When he is over an hour late returning she goes looking for him and wrong sides the hospital staff; particularly hospital administrator Markham
(Mimi Rogers) and the burly security man Holloway (Scott Anthony Leet). The more that she insists and the more she evades them the more convincing
is their argument that she is suffering a mental breakdown and that the boyfriend is imagined. A police detective, Franklyn (Jay Pickett), visiting
the hospital for a check-up is asked to evaluate the situation. He searches all floors and puts questions to all staff but to no avail. A glimpse
of Kevin is identified by Mary in the corner of reception CCTV footage but it could be anyone.
Psychiatrist Doctor Bensley (Peter Bogdanovich) becomes involved and summarises that the fantasised perfect boyfriend is a result of her needing
someone to help her with her recent bereavement and the failure to come to terms with her mother's death. Medication is found on her to support all
this, which she does not deny is hers but, of course, this helps convince nobody that what she is reporting as her version is the truth. This plot
point made so early at least dismisses the twist option that Kevin is imagined as a double bluff and that being the case would be unwise.
Kevin, with his fear of hospitals, asked her not to leave him, not to abandon him, and it is a promise Mary is determined to keep.
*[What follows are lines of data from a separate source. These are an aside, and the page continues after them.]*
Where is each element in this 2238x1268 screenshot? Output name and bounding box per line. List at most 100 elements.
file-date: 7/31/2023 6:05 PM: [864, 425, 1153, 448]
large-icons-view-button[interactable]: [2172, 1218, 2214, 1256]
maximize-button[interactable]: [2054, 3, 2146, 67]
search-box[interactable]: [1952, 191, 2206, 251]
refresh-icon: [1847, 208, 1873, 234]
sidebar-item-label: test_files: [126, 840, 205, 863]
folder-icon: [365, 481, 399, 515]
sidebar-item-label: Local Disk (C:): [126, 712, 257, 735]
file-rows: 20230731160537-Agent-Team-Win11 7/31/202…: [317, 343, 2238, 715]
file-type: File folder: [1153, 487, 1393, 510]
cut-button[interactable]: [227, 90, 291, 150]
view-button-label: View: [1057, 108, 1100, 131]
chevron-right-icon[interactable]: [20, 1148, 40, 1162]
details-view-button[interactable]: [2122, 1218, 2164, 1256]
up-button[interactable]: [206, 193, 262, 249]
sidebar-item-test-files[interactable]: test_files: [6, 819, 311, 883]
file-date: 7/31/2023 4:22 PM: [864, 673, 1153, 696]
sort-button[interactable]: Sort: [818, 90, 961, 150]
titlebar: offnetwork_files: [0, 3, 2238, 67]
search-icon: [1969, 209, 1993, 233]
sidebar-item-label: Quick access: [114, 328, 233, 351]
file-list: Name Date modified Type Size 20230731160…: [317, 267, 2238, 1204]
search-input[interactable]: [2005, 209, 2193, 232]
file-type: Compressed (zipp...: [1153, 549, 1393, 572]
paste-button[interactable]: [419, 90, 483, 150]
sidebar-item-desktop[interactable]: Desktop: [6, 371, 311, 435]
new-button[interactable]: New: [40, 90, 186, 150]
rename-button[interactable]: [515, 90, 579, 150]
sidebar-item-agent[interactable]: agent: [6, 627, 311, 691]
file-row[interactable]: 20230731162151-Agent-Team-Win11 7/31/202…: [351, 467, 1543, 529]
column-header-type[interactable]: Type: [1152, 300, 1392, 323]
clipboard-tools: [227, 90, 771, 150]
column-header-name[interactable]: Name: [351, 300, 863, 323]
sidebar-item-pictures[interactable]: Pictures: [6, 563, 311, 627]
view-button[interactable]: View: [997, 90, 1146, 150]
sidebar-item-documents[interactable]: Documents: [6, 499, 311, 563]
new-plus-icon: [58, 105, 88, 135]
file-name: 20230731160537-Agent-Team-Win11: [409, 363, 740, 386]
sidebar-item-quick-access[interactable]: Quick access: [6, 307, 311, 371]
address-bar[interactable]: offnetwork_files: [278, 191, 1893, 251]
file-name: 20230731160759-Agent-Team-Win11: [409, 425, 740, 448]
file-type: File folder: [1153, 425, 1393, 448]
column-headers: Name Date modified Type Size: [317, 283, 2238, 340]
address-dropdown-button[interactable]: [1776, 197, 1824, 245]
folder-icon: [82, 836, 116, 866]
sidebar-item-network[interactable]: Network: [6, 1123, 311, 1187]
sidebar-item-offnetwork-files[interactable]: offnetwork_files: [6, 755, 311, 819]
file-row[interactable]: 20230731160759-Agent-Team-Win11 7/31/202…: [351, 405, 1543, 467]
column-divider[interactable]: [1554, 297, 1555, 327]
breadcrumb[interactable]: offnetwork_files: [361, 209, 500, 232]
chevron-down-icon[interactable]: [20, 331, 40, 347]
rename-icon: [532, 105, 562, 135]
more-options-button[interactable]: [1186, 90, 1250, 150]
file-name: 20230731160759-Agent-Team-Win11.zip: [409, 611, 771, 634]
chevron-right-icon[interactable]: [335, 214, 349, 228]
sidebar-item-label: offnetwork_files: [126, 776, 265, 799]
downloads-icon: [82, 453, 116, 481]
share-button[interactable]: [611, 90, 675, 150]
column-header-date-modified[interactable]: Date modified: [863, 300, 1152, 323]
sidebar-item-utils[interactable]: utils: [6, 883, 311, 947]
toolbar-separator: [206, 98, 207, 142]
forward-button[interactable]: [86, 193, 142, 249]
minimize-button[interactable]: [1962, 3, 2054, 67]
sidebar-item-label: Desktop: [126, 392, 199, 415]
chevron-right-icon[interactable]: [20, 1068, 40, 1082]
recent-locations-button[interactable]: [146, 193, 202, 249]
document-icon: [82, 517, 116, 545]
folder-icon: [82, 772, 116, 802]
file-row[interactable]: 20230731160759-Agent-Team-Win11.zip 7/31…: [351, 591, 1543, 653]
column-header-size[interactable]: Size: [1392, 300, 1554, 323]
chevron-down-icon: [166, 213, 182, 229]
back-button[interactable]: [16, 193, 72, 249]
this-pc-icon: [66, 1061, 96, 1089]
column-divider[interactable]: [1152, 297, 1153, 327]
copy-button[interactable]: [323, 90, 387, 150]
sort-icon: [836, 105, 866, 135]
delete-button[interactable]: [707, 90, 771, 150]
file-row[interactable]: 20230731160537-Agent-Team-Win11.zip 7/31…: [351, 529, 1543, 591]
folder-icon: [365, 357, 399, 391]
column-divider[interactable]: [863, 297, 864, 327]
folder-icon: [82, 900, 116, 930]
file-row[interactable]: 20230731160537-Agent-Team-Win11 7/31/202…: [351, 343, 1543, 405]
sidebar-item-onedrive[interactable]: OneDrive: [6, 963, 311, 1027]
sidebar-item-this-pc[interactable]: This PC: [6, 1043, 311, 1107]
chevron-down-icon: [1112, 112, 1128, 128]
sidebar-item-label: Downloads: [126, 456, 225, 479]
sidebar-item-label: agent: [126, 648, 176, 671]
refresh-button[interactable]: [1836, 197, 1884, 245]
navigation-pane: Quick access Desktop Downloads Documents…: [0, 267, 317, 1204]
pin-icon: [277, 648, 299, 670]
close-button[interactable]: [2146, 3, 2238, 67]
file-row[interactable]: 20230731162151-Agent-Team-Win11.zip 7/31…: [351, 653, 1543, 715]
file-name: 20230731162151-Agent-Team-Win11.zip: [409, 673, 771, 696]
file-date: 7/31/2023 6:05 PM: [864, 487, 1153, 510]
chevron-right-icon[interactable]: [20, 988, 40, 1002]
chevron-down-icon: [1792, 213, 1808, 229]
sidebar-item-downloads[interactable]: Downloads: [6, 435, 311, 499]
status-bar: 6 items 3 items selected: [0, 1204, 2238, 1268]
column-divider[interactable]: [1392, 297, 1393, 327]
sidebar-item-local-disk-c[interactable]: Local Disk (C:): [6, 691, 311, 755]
Evading everyone
again, she hides in the morgue and finally receives a call from Kevin asking her to find him and instructing her not to trust anyone before he is
seemingly discovered with the phone and assaulted. An accident puts her in one of the hospital beds where she is visited by the old man (Tim Thomerson)
who had earlier befriended her in the canteen. His story then was a tear-jerker about supporting his wife in her treatment for cancer. Now he has
another story revealing the true story of the plot against. Her talents are to be put to use or accomplices will begin cutting Kevin up into little
pieces. Mary must now make some big decisions if she is to save Kevin, and she cuts loose through the hospital again to make a series of deadlines
while trying to determine who she can trust.
This veteran film watcher was not to be tricked or derailed by any of the film's revelations, though others should enjoy the rollercoaster ride for
all of its twists and turns. Unfortunately, though the film is quick it is not zippy enough to avoid the un-likeliness of some of the plot devices.
The CCTV cameras are not governed by anyone in the plot, so even if cameras were being avoided it seems unlikely that it could be spun out without
their assistance. The inspiration for the plot against Mary comes from a book that plays a returning role in the story but it seems too big a clue
to leave lying around and is an absurd revelation. The funeral attendance has been identified already as too much of a contrivance. The time frame
is a bit ungovernable too. Jeez, are waiting times that good in the U.S.A. that someone is going to fret about someone one hour overdue. Kills do
not take place when it would be most convenient for the villains. Instead, it is drawn out long enough for a reprieve and retaliation. But despite
all of these chagrins, the pace of the mental legerdemain, whether it fools you are not, is appreciable.
On a more troubling note, there is certain tastelessness to the final shot and line when Murphy's character is asked how she means to proceed following
her ordeal. She responds, "I'm just going to go on living one day at a time." They walk in silence towards an exit and the film announces in subtitles
there and then that it is dedicated to its tragic star. It may have been wiser to withhold the dedication until after a fade to black.